Antonio Baduy, propietario de Plásticos Panamericanos S.A., es más optimista con la decisión gubernamental. “En el caso de la industria plástica, es favorable porque se dejarán de importar productos chinos de muy mala calidad”. La medida me parece correcta, en cierta forma, si se analiza que esta legislación sea indefinida, que no sea de unos pocos meses, porque así da oportunidad para que se hagan inversiones en el país, en nuevas industrias y tecnologías, expresa. Sin embargo, se requiere de algo más: “que se dé seguridad jurídica” al inversor.

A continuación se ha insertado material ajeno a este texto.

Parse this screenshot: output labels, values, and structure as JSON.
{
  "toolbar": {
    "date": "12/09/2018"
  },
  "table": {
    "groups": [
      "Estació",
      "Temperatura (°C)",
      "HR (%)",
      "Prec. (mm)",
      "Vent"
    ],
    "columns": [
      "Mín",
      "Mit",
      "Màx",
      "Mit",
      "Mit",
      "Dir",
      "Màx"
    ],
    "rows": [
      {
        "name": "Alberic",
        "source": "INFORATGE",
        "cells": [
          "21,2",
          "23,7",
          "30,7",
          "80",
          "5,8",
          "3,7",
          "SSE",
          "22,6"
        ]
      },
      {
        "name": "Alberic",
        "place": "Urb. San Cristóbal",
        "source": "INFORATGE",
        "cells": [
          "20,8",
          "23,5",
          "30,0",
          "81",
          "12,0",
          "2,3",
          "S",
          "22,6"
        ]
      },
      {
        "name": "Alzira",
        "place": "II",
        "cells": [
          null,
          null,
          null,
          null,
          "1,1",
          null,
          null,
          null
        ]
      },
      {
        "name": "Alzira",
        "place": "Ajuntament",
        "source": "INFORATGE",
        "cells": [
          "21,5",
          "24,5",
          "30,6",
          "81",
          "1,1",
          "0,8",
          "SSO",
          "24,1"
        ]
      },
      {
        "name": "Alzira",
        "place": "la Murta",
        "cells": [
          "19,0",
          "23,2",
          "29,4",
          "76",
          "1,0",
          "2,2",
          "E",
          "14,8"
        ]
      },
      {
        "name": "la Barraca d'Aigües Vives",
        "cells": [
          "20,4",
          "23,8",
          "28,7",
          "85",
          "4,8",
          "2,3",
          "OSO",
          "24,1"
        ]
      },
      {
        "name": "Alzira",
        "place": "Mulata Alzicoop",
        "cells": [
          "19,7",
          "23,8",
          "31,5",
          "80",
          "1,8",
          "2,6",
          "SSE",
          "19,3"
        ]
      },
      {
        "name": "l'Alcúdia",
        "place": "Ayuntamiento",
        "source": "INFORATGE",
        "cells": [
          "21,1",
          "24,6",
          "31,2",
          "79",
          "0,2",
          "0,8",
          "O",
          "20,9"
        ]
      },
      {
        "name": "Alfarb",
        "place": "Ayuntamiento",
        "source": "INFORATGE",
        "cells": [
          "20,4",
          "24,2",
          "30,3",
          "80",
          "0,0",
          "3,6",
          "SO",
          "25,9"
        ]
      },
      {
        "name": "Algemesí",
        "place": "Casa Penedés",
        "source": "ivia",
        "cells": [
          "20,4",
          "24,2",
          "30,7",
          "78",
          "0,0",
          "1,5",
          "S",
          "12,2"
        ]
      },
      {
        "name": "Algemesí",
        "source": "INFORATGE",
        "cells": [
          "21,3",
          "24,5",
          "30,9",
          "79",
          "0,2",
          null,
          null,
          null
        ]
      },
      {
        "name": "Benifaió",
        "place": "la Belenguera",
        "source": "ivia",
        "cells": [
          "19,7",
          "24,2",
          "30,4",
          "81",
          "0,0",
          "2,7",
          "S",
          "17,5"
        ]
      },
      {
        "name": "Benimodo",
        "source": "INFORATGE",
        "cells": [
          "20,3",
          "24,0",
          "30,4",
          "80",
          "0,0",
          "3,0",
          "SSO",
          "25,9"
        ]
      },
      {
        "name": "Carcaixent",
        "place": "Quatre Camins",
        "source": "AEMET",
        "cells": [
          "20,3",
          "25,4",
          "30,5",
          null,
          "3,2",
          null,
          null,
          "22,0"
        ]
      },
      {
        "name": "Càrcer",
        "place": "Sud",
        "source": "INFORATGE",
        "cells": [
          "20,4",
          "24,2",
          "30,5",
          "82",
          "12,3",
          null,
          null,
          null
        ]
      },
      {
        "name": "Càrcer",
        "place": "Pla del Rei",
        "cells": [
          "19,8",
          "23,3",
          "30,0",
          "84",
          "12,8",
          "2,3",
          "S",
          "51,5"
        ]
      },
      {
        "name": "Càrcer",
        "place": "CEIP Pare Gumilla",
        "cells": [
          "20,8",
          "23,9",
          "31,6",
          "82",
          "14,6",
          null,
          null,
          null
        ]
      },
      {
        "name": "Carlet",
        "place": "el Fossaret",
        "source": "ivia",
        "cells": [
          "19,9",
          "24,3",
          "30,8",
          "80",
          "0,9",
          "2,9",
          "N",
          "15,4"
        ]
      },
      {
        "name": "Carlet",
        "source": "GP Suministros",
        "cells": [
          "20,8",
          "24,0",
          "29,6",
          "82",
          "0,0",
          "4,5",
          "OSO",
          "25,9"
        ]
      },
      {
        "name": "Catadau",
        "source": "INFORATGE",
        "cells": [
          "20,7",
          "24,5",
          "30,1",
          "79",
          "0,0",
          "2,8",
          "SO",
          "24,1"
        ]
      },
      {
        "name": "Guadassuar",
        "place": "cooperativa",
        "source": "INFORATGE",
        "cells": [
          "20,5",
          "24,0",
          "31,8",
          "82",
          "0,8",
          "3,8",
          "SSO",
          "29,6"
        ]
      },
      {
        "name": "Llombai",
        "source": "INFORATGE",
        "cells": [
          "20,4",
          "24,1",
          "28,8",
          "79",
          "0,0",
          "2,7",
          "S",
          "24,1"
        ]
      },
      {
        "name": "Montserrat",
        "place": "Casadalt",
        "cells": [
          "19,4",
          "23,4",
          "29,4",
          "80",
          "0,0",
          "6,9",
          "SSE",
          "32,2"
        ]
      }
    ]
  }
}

Desde la academia, también existe expectativa del vaivén económico que “empezó como un tsunami en el otro lado del océano y llegará a los países ubicados al otro lado de la orilla”, destaca Mauricio Ramírez, decano de la Facultad de Economía de la Universidad de Especialidades Espíritu Santo (UEES). Considera que esta amenaza pueda ser transformada en una oportunidad, si “pequeños empresarios se unen, a través del cooperativismo, e invierten juntos”.
Es muy oportuno para que el Gobierno los incentive, a través de la Corporación Financiera Nacional y el Banco Nacional de Fomento, entregando créditos con periodos de gracia de un año y a tasas preferenciales”. Según el Banco Central , el saldo de la cuenta corriente de la balanza de pagos sumó $ 1.280 millones y 1.260 millones, en el primero y segundo trimestre de 2008, respectivamente.
Al tercer trimestre, la cifra cayó a $ 96,7 millones. La balanza es un registro económico de todas las transacciones efectuadas por un país con el resto del mundo. Entre otras cuentas, se incluye las de comercio exterior, servicios y renta.
|
Un superávit que se desacelera
La caída del precio del petróleo y las remesas influyeron en el potencial desequilibrio de la balanza de pagos. El saldo acumulado de la cuenta corriente cerró en los dos primeros trimestres de 2008 en 2.541 millones, descendiendo a 96,7 millones en el tercer trimestre.
¿Cuál es el riesgo?
Si lo que llega al país -sea por inversiones, ventas al exterior, capital- es menor a lo que sale, entonces existe un desequilibrio en la balanza de pagos. Esta situación es peligrosa porque puede conspirar contra la dolarización, ya que es la única manera de generar dólares.